ASIAN KUNG-FU GENERATION最新作『マジックディスク』には後藤正文の明快な意志が漲っている。後藤自身、その意志がどこから来ているのか自分でもよく分からないと戸惑いながらも、新しい時代を始めよう、ポジティブに変えようという意志しかないと宣言する。ここでアジカンが鳴らすメッセージは「始まるかも」でも、「始まった」でもない。ここから、自分達で「始めよう」。『マジックディスク』は、その意志によって生み出された傑作だ。

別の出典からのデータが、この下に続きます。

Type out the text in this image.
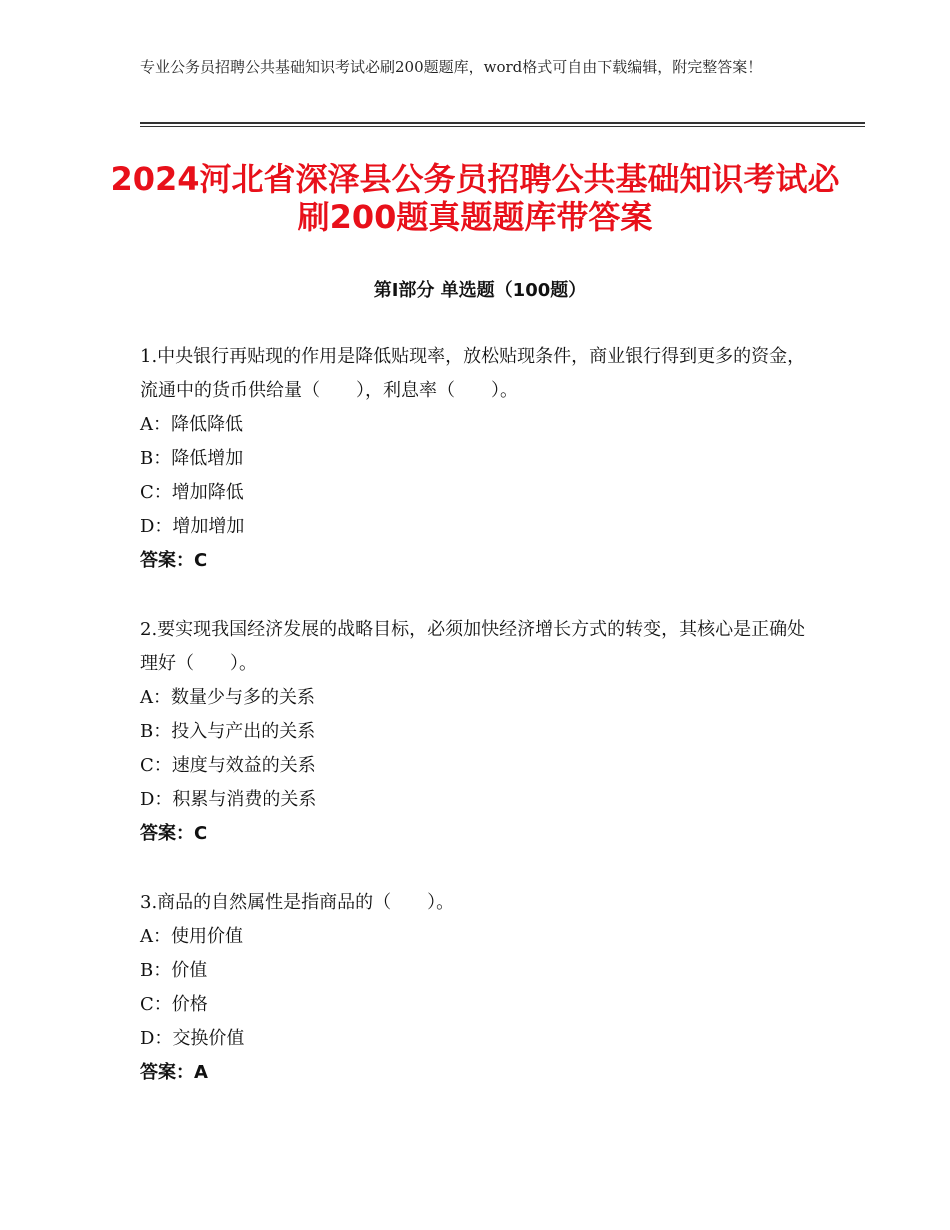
专业公务员招聘公共基础知识考试必刷200题题库，word格式可自由下载编辑，附完整答案！
2024河北省深泽县公务员招聘公共基础知识考试必刷200题真题题库带答案
第I部分 单选题（100题）

1.中央银行再贴现的作用是降低贴现率，放松贴现条件，商业银行得到更多的资金，流通中的货币供给量（　　），利息率（　　）。

A：降低降低

B：降低增加

C：增加降低

D：增加增加

答案：C

2.要实现我国经济发展的战略目标，必须加快经济增长方式的转变，其核心是正确处理好（　　）。

A：数量少与多的关系

B：投入与产出的关系

C：速度与效益的关系

D：积累与消费的关系

答案：C

3.商品的自然属性是指商品的（　　）。

A：使用价值

B：价值

C：价格

D：交换价值

答案：A
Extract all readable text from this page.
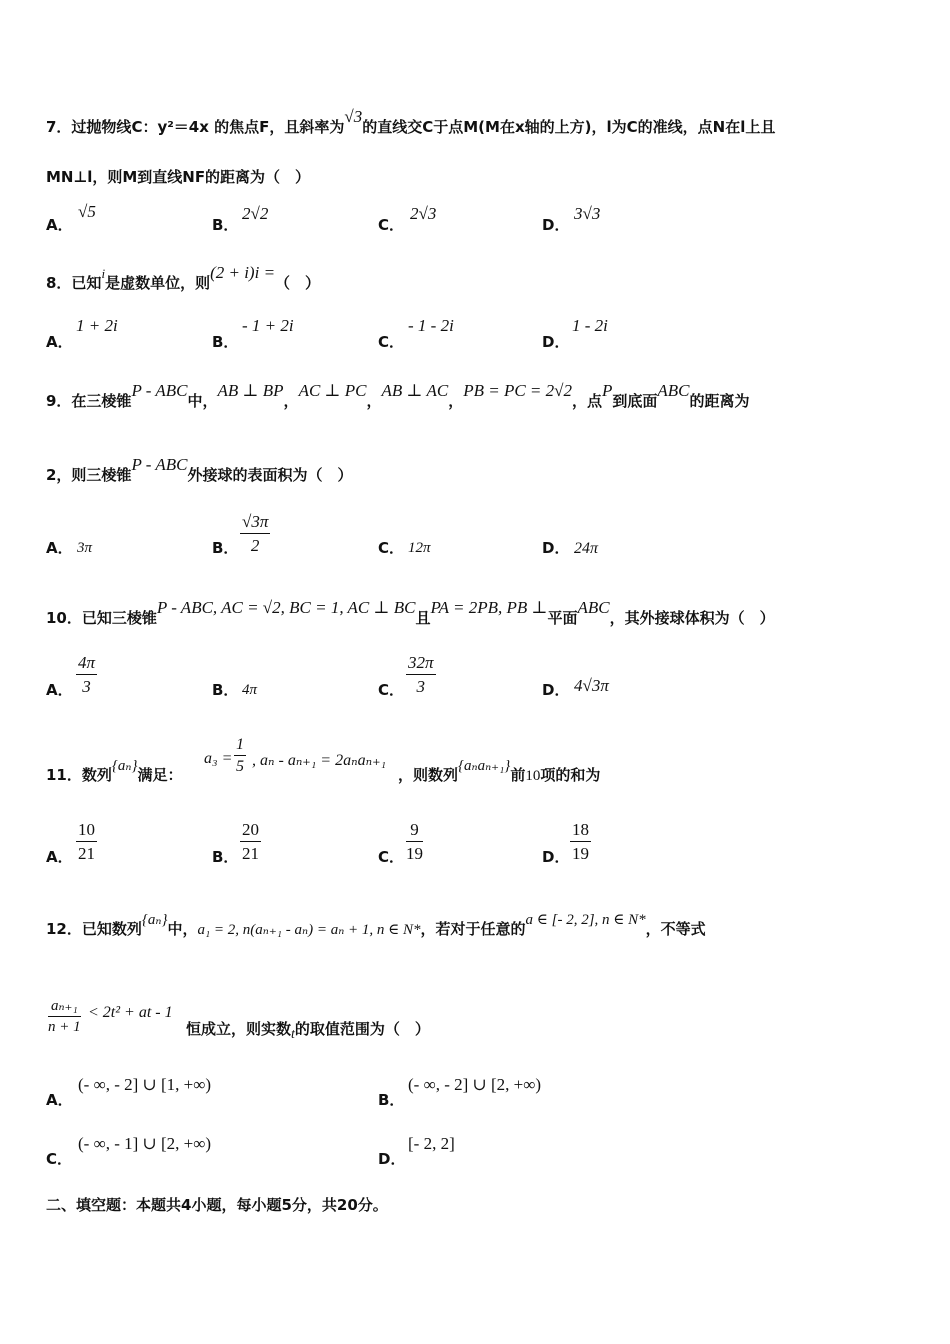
7．过抛物线C：y²＝4x 的焦点F，且斜率为√3的直线交C于点M(M在x轴的上方)，l为C的准线，点N在l上且
MN⊥l，则M到直线NF的距离为（　）
A．
√5
B．
2√2
C．
2√3
D．
3√3
8．已知i是虚数单位，则(2 + i)i =（　）
A．
1 + 2i
B．
- 1 + 2i
C．
- 1 - 2i
D．
1 - 2i
9．在三棱锥P - ABC中，AB ⊥ BP，AC ⊥ PC，AB ⊥ AC，PB = PC = 2√2，点P到底面ABC的距离为
2，则三棱锥P - ABC外接球的表面积为（　）
A． 3π	B． $\frac{√3\pi}{2}$	C． 12π	D． 24π
10．已知三棱锥P - ABC, AC = √2, BC = 1, AC ⊥ BC且PA = 2PB, PB ⊥平面ABC，其外接球体积为（　）
A． $\frac{4\pi}{3}$	B． 4π	C． $\frac{32\pi}{3}$	D． 4√3π
11．数列{aₙ}满足：
$a_3 = \frac{1}{5}$ , aₙ - aₙ₊₁ = 2aₙaₙ₊₁
，则数列{aₙaₙ₊₁}前10项的和为
A． $\frac{10}{21}$	B． $\frac{20}{21}$	C． $\frac{9}{19}$	D． $\frac{18}{19}$
12．已知数列{aₙ}中，a₁ = 2, n(aₙ₊₁ - aₙ) = aₙ + 1, n ∈ N*，若对于任意的a ∈ [- 2, 2], n ∈ N*，不等式
$\frac{\text{aₙ₊₁}}{n + 1} < 2t^2$ + at - 1
恒成立，则实数t的取值范围为（　）
A．
(- ∞, - 2] ∪ [1, +∞)
B．
(- ∞, - 2] ∪ [2, +∞)
C．
(- ∞, - 1] ∪ [2, +∞)
D．
[- 2, 2]
二、填空题：本题共4小题，每小题5分，共20分。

-「新世紀のラブソング」が出来た時には、もうアルバム制作に入られていたんですか?

後藤正文(以下、後藤):そうですね。アルバム制作は始まっていたんですけど、「新世紀のラブソング」が出来たのは、大きなトピックではありましたね。新しい時代の新しいムードを探し当てようみたいな気持ちがあったんだけど、それが形になるんじゃないかという実感もあったし。新しい時代を迎えるという手応えもあったし・・・この10年は、ひたすら暗い感じがあったから。

-その暗いムードを変えようっていう思いに至るきっかけみたいなものはあったんですか?

後藤:きっかけみたいなものはほとんどなくて・・・一生活者の実感っていうのがあると思うんですけど。暗いと思わされている部分もあると思うし、それはちょっと違うよなと。音楽とか文化って、10年区切りで語られることが多かったりするじゃない?

-そうですね。

後藤:2000年代って言う10年間を振り返ってみて、もう一回同じ10年があったら嫌だなと。暗くて、鬱屈としていて、内向きな感じと言うかね。今を生きている人間としては、もっとハッピーな時代を生きたい(笑)。「いやあ、音楽最高!」とかさ、友達とゲラゲラ笑ったりしたいし。そういう気分って言うのが往々にしてあって「新世紀のラブソング」は、それへの入り口みたいな曲だからね。本当はポップなフィーリングで、ポップなものを鳴らしたいんだっていう。

-なるほど。「新世紀のラブソング」ってサウンド面でもアジカンにとって新機軸と言える楽曲だと思いますけれど、そこはその変えたいという部分とリンクしていると思いますか?

後藤:うーん。そこは違うところですね。サウンド面というよりは、まず歌詞においてポップなものを書きたいというのがここ数年間あって、そういうところから始まっている曲だから。ポエトリー・リーディングでもラップでもいいし、何なのか実際よく分からないけれど、文字数を増やしたいというのは最近ずっとある。そういうところを音にしていく為の「新世紀のラヴソング」の前半のトラックなんですよね。

-HIP HOPに対しての関心は強いですか?

後藤:そうだね。ここ数年は、本当に面白いと思っている。HIP HOPの言葉とビートの関わり方は凄いと思う。先鋭的でいいなと思うし、トラックももちろん皆素晴らしいんだけど、生演奏の人達じゃないとできないフィーリングもあるから。それでまた違う視点で見ているというのはあるかもしれないですね。じゃあ、そこでギター・ロックで何をどう鳴らすかって言う。ちょっと内向きな音が多いと思うから。自分達もそうだったと思うし。そういう中で、「新世紀のラブソング」は自分でリズム・トラック作って、ギターのシーケンスを組んで、フレーズを作ってできた曲で。正直、この曲についてはまだ自分でもよく分からないと言うか、とても不思議な曲。